Estonian language and foreign language exams will be among the first to be digitized in 2025, followed by high school exams in 2027.
Electronic exams are useful for measuring skills students need for their future workplaces, HARNO said. It will also reduce burdens on teachers.
"We're in the process of paper assessment now — yesterday we had the Estonian language exam and now we have to wait eight weeks before the results come back. Why? Because our good teachers mark the papers. This can be done much faster on the computer," HARNO department head Aimi Püüa told Tuesday's "Aktuaalne kaamera".

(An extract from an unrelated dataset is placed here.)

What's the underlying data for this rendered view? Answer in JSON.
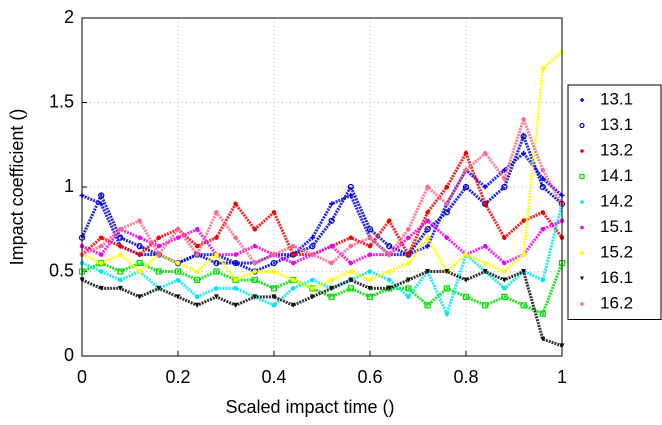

But Ene Tannberg, director of Tartu's Miina Härma High School, said this format will not fit every exam, such as math.
"Mathematicians said that in math, [they should] rather not [become electronic], because a math problem can have four or five or six or seven possible solutions, and the student might come up with an eighth," Tannberg told AK. "To what extent can a machine identify all these things?"
She said English language exams could be partially digitized, but the oral section should be carried out with another person.

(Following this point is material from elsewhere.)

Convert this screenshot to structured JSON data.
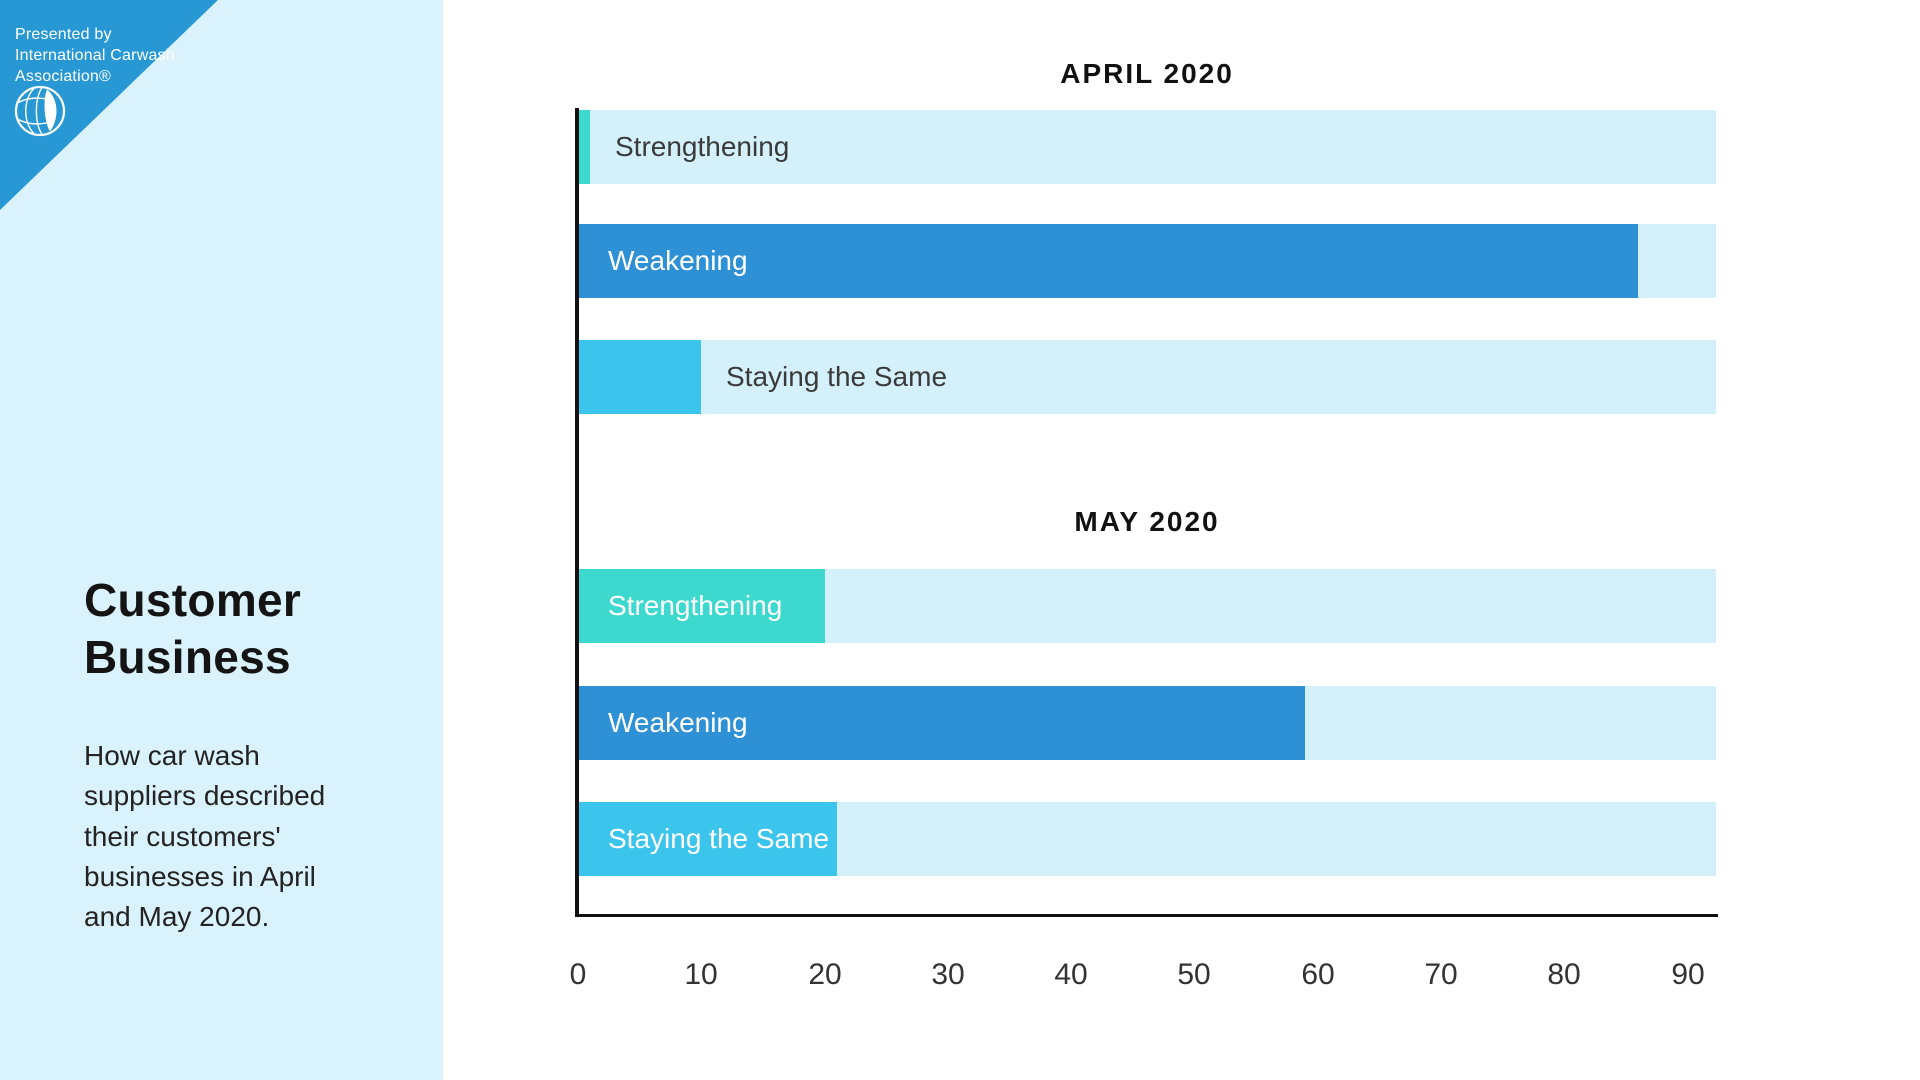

Both Tannberg and Püüa said the six-hour Estonian language exam does not need to be carried out by hand. However, it was also pointed out that accidental errors can occur on a computer.
"Fingers go in a different order, swaps letters, whatever. There can be mistakes that you might not notice. You wouldn't make them if you were writing by hand," said Tannberg.
Püüa did not rule out using spell check.
"If you're writing a text at work and you make mistakes, we'll let you use a speller. Maybe we'll have a part of the exam where there is also the ability to use a speller, and if the examinee doesn't know that such a thing exists, or doesn't know how to use it, then that's also a sign," said Püüa.
If basic school e-exams are not carried out successfully in 2025, the system will be further developed, she said.